Он слышал от парней, что она тайком сочиняет стихи. Молва наделяла ее в его глазах и даром волшебства. Она не была стройной, чтобы соответствовать меркам сахарской благородной красавицы. По понятиях жителей пустыни, все красивые девицы уже являются стройными. Средний свой рост она компенсировала очарованием. Изящностью речи, ее скрытой поэтичностью, очарованием черт лица и разреза глаз. В ее взгляде светилась смелость, непривычная для невинных девиц. На круглом девичьем лице было написано озорство и упорство. Заметил он ее в ночь праздника вожделения в окружении смешанной стайки девиц и парней. Они состязались друг с другом, загадывая головоломки и щеголяя способностью рифмовать строки. Он подошел к их кружку и присел неподалеку, скрестив ноги. Хамиду тоже пристроился рядом понаблюдать за состязанием вместе с ним. Поначалу он разглядывал приглянувшееся лицо девушки, затем прислушался к стихотворной манере Танад. Ее стихотворные строки в чем-то своей манерой и языком отличались от тех, что он слышал из уст других девушек племени. В них билась свежесть, чистота и смелость.
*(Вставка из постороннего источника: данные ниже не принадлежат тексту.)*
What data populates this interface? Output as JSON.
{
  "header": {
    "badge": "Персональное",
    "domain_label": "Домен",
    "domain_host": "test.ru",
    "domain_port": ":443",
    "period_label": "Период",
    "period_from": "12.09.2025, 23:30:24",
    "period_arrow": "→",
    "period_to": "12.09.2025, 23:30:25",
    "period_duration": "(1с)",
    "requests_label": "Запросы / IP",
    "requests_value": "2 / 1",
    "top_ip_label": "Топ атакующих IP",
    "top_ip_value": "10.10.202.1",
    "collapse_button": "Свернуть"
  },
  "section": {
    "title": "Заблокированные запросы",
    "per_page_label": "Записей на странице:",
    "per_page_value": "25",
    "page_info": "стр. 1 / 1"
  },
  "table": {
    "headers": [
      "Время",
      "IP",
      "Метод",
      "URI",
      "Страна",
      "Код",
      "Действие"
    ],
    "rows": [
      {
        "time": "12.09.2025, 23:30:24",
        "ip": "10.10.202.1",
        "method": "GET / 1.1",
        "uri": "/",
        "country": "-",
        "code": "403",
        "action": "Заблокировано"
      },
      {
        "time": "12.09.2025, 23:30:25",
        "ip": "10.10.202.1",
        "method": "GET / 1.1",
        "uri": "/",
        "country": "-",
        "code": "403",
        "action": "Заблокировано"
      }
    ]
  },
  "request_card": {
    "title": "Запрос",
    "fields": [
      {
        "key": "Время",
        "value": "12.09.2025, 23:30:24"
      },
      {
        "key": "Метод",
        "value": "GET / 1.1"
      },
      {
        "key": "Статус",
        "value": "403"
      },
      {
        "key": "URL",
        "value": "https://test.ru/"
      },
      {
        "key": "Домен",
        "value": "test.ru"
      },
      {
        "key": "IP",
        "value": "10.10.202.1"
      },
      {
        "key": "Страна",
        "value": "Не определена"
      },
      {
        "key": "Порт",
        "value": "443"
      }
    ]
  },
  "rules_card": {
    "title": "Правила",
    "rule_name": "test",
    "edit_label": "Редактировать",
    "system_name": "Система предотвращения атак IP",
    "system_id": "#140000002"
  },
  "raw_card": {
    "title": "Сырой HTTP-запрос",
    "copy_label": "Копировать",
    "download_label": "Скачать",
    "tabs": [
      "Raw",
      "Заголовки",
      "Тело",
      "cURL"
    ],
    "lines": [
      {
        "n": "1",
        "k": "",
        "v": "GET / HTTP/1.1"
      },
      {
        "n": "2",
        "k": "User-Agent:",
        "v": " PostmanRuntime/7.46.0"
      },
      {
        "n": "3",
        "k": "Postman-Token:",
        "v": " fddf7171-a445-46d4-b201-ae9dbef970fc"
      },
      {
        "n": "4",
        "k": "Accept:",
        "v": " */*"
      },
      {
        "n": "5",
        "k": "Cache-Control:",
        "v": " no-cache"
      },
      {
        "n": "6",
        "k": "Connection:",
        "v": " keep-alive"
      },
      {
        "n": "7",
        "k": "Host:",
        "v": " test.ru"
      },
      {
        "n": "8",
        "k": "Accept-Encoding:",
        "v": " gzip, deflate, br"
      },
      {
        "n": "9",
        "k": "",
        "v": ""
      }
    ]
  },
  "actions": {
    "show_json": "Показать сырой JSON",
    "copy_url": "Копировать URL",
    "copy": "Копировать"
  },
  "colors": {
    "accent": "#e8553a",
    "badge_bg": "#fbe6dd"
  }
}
Она раскрывала губы, обнажая два ряда белых тонких зубов, и поднимала при чтении голову, словно посылая улыбку луне, и только ей одной, затем вела смычок амзада по единственной его струне, извлекая звуки печальной мелодии, заставлявшей умолкнуть вопросы любопытных, силившихся разобрать смысл не всем понятных стихотворных бейтов. Танад довольно тонко использовала звучание этой печальной струны, чтобы не быть вынужденной растолковывать все подряд этим скверным подражателям, отвечать на все их вопросы и врать при этом. Дело в том, что на сей момент она не принимала еще решения посостязаться с известной поэтессой их племени.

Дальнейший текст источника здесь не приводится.